Exhibition Dates: Jan. 18, 2019—Aug. 24, 2019

Reception Date: Friday, Feb. 8, 2019

This exhibition features the work of Gisela Colon, and American contemporary artist who has developed a unique vocabulary of organic minimalism, breathing life into reductive forms. Upon entering the gallery, one is surrounded by wall-hung biomorphic forms in multiple glowing hues that seem to transmute, interacting in new and unpredictable ways, with every variation in the room’s illumination and every shift of the viewer’s perspective. Forms within the forms also seem to move and alter. Shaped like amoebae and radiating like gems, the works evoke life both at its most primordial level and, simultaneously, at its most technically advanced and aesthetically refined. The way viewer’s interact with the Pods—by moving around and among them, by drawing closer and stepping back, by observing the differences wrought by variations in sunlight or levels of artificial lighting—is essential to the artist’s aims and the work’s meaning.

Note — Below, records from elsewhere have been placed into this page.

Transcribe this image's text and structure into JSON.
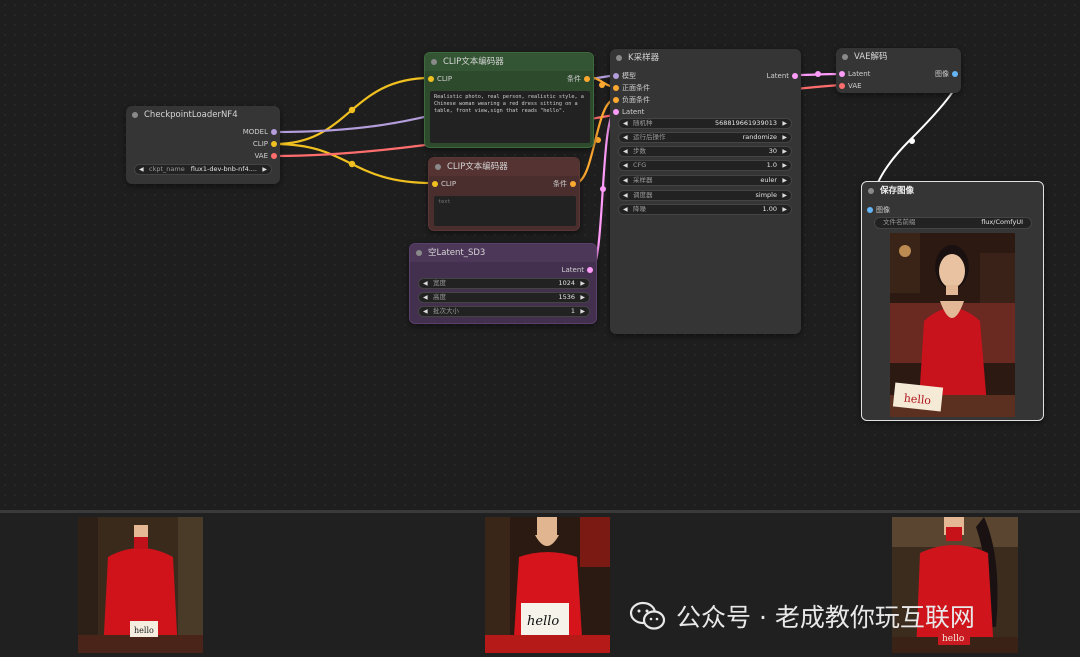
{
  "colors": {
    "clip_wire": "#f0c020",
    "model_wire": "#b39ddb",
    "vae_wire": "#ff6e6e",
    "cond_wire": "#ffa931",
    "latent_wire": "#ff9cf9",
    "image_wire": "#ffffff",
    "positive_node": "#2d4a2d",
    "negative_node": "#4a2d2d",
    "latent_node": "#43304f"
  },
  "checkpoint_loader": {
    "title": "CheckpointLoaderNF4",
    "outputs": [
      "MODEL",
      "CLIP",
      "VAE"
    ],
    "ckpt_label": "ckpt_name",
    "ckpt_value": "flux1-dev-bnb-nf4...."
  },
  "clip_positive": {
    "title": "CLIP文本编码器",
    "input": "CLIP",
    "output": "条件",
    "text": "Realistic photo, real person, realistic style, a Chinese woman wearing a red dress sitting on a table, front view,sign that reads \"hello\"."
  },
  "clip_negative": {
    "title": "CLIP文本编码器",
    "input": "CLIP",
    "output": "条件",
    "text": "text"
  },
  "empty_latent": {
    "title": "空Latent_SD3",
    "output": "Latent",
    "widgets": [
      {
        "label": "宽度",
        "value": "1024"
      },
      {
        "label": "高度",
        "value": "1536"
      },
      {
        "label": "批次大小",
        "value": "1"
      }
    ]
  },
  "ksampler": {
    "title": "K采样器",
    "inputs": [
      "模型",
      "正面条件",
      "负面条件",
      "Latent"
    ],
    "output": "Latent",
    "widgets": [
      {
        "label": "随机种",
        "value": "568819661939013"
      },
      {
        "label": "运行后操作",
        "value": "randomize"
      },
      {
        "label": "步数",
        "value": "30"
      },
      {
        "label": "CFG",
        "value": "1.0"
      },
      {
        "label": "采样器",
        "value": "euler"
      },
      {
        "label": "调度器",
        "value": "simple"
      },
      {
        "label": "降噪",
        "value": "1.00"
      }
    ]
  },
  "vae_decode": {
    "title": "VAE解码",
    "inputs": [
      "Latent",
      "VAE"
    ],
    "output": "图像"
  },
  "save_image": {
    "title": "保存图像",
    "input": "图像",
    "prefix_label": "文件名前缀",
    "prefix_value": "flux/ComfyUI",
    "sign_text": "hello"
  },
  "thumbnails": [
    {
      "sign_text": "hello"
    },
    {
      "sign_text": "hello"
    },
    {
      "sign_text": "hello"
    }
  ],
  "watermark": {
    "icon": "wechat-icon",
    "text": "公众号 · 老成教你玩互联网"
  }
}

The Pods are created through a proprietary fabrication method of blow-molding and layering various acrylic materials, producing transformational objects that emanate light and color from within. The Slabs are 8-foot tall hybrid creations that amalgamate the use of acrylic technology with polished stainless steel, resulting in objects that hover between materiality and immateriality. The Monoliths are 12 and 15-foot tall vertical singular-form sculptures, engineered with aerospace technology, possessing no lines, corners, edges, or demarcations, conceived as pure form to denote clarity and aesthetic purity. The Portals are extremely streamlined 8-foot tall wall relief sculptures that exude disembodied light and morphing color, pulling the viewer towards the work and into a liminal / metaphysical space.